Years ago I had a seminar on “Greek Mathematical Thought and the Origins of Algebra“. While that topic may not fan the cockles of the average heart, I found it to be a fascinating study in how ontology (theory about the nature of being or the kinds of things that have existence) can shape our scientific tools.
To cut right to where I am going with this, consider the case of a child growing up right now. Whereas technology used to be the domain of wealthy adults, now it has become much more available to children and the middle class. Consider children growing up with a digital device such as an iPhone, tablet, books on the computer or digital learning games. It will be fascinating to see how their minds are shaped by these experiences approaching the problems of tomorrow. Issues such as virtual reality, digital privacy, and access to internet as a right rather than a privilege, are all potential situations where generations may have a different way to conceptualize truth simply due to the way their minds were exposed to technology while growing up. I am fascinated as to whether an ontological shift will occur over the coming centuries as the digital and physical continue to track towards each other in the future. I am not nearly informed enough as to whether we will see a collision between the two or if they will act as an asymptote drawing ever closer but forever distinct.

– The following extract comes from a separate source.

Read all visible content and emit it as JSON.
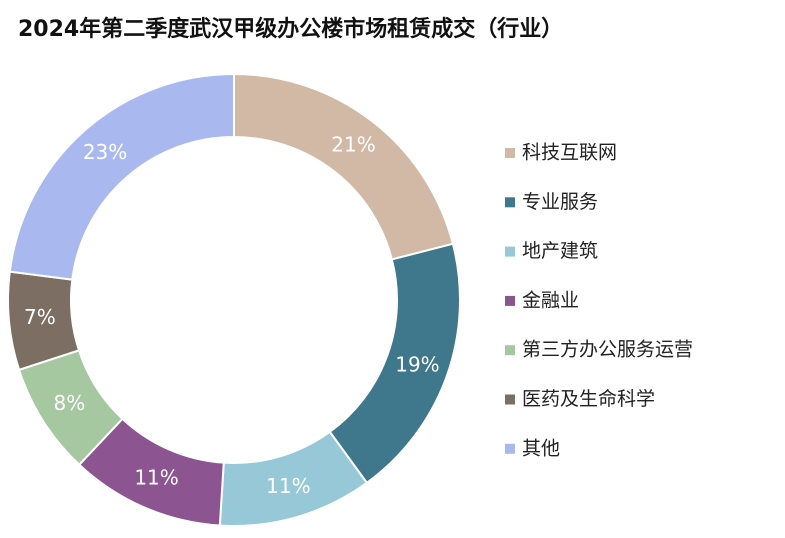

I would never declare any of what I have said unassailable truth, but I am continually ruminating on the idea that how we conceive of our world will allow us different glimpses of the truth that may underpin human understanding. Its an exciting and sobering idea that there may be ideas of which I could not conceive because the understanding of the world formed in me from my youth could be completely different from someone a mere twenty years younger than me.